Counsel for Plaintiff-Appellant

Counsel for Defendant-Appellee

___signed__________
J. Matthew Calloway
Attorney
United States Department of Labor
Office of the Solicitor
Plan Benefits Security Division
200 Constitution Avenue, N.W.
Room N-2700
Washington, D.C. 20210
Phone: (202) 693-5287
Fax: (202) 693-5774


Footnotes

[1]    In a defined contribution plan, participants are always vested in both their own contributions and any earnings made on those contributions. See U.S. Gen. Accounting Office, Publ'n No. GAO-02-745SP, Answers to Key Questions About Private Pension Plans 14 (Sept. 18, 2002), available at http://www.gao.gov/new.items/d02745sp.pdf. A participant only becomes vested in his employer's contributions and any earnings made on those contributions once the participant fulfills the plan's criteria—often a requirement that the participant work for the employer for a certain number of years. Id.

[2]    The Secretary takes no position on the merits of the plaintiff's Complaint.

[3]    The district court also disagreed with the plaintiff's argument that his status as a "participant" at the time suit was filed accorded him standing to sue. Acknowledging that "[i]t is uncontroverted that Plaintiff was eligible for benefits at the time he brought suit," the district court nevertheless held that "the question, however, is whether his eligibility continues in the face of his Plan divestment." 437 F. Supp. 2d at 757 (emphasis in original). The district court likewise disagreed that the plaintiff's status as a participant at the time of the alleged fiduciary breach accorded the plaintiff standing under ERISA.

[4]    Even though he no longer has a Plan account, Mr. Bridges may obtain his additional vested benefits through a recovery to the Plan. The district court has the power to establish a constructive trust to distribute any recovery to the participants and beneficiaries. See Nechis v. Oxford Health Plans, Inc., 421 F.3d 96, 103 (2d Cir. 2005); Amalgamated Clothing & Textile Workers Union v. Murdock, 861 F.2d 1406, 1409–19 (9th Cir. 1988) (finding that a constructive trust may be construed as a "benefit of any type" from an employee benefit plan).

[5]    The district court's characterization of the claim in Sommers as a claim for "miscalculated benefits" is incorrect. The Sommers' plaintiffs were not claiming that plan fiduciaries made arithmetic errors or applied the terms of the plan incorrectly, but instead alleged that plan fiduciaries sold the plan stock for less than fair market value, resulting in a diminution of the amount of money held by the plan and, ultimately, the amount received by participants as benefits.

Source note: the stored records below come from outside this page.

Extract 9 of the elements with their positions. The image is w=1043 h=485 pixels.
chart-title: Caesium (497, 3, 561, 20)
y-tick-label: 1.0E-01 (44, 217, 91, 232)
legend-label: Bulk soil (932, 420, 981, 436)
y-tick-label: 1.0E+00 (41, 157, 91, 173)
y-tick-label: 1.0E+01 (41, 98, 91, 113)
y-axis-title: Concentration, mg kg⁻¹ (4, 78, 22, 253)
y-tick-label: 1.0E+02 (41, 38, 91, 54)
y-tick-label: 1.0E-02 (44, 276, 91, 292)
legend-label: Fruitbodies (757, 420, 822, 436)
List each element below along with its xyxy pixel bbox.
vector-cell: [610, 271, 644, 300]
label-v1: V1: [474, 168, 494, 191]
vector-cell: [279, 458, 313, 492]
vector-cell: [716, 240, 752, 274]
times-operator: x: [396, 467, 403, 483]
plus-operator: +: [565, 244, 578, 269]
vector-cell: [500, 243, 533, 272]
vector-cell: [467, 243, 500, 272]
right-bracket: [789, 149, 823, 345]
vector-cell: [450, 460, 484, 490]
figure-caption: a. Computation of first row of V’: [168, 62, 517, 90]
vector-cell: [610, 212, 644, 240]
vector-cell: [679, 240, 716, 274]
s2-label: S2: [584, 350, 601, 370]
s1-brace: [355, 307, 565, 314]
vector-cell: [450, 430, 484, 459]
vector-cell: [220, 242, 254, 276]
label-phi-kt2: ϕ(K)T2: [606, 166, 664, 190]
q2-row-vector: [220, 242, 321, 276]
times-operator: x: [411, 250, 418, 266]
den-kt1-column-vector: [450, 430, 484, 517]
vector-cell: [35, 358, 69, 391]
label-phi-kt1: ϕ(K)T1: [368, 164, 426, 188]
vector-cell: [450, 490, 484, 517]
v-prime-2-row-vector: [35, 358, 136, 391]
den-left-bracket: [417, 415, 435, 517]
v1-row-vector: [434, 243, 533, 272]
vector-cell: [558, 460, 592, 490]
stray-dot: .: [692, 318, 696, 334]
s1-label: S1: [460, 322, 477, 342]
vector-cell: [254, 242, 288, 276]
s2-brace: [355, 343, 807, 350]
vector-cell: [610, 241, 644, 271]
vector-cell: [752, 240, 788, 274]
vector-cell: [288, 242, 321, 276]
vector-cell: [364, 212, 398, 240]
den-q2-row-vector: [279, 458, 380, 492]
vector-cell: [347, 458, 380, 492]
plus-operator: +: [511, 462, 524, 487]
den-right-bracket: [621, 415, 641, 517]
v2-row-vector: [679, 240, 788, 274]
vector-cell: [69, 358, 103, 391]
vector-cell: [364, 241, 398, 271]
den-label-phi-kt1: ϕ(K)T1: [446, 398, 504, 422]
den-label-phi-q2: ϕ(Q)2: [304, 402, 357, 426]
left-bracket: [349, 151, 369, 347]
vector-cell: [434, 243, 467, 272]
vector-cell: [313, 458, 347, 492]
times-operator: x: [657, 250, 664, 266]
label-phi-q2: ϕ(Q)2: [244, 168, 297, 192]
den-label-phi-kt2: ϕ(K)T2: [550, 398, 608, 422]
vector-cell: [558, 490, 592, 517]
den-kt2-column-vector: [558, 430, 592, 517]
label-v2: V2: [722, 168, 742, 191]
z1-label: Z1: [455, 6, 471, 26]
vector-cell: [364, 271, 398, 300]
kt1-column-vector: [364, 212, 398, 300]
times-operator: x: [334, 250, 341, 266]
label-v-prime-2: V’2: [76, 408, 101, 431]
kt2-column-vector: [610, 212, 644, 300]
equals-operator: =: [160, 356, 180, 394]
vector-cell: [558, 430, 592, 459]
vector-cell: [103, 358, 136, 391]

[6]    The employer is required to make contributions to the plan, and the assets of the plan are invested to insure that there will be sufficient money in the plan to cover the promised benefits when employees retire. GAO Report at 8–10.

[7]    Also unlike defined contribution plans, in defined benefit plans the risk of investment performance is shouldered by the employer. Hughes Aircraft Co. v. Jacobson, 525 U.S. 432, 439 (1999). In addition, defined benefit plans are covered by ERISA's pension insurance program. Connolly v. PBGC, 475 U.S. 211, 230 (1986). In contrast, defined contribution plans are not covered by ERISA's insurance program. GAO Report at 10.

[8]    See e.g., Graden v. Conexant Sys., Inc., No. 05-0695, 2006 WL 1098233 (D.N.J. Mar. 31, 2006), appeal docketed, No. 06-2337 (3d Cir. Apr. 27, 2006) (attached as Addendum C to this brief); In re RCN Litig., No. 04-5068, 2006 WL 753149 (D.N.J. Mar. 21, 2006) (attached at Addendum D to this brief); Holtzscher v. Dynegy, Inc., No. 05-3293, 2006 WL 626402 (S.D. Tex. Mar. 13, 2006), appeal docketed, No. 06-20297 (5th Cir. Apr. 18, 2006) (attached at Addendum E to this brief); LaLonde v. Textron, Inc., 418 F. Supp. 2d 16 (D.R.I. 2006) (settled on appeal); In re Admin. Comm. ERISA Litig., No. C03-3302, 2005 WL 3454126 (N.D. Cal. Dec. 16, 2005) (attached as Addendum F to this brief); Hargrave v. TXU Corp., 392 F. Supp. 2d 785 (N.D. Tex. 2005), appeal docketed, No.05-11482 (5th Cir. Dec. 29, 2005).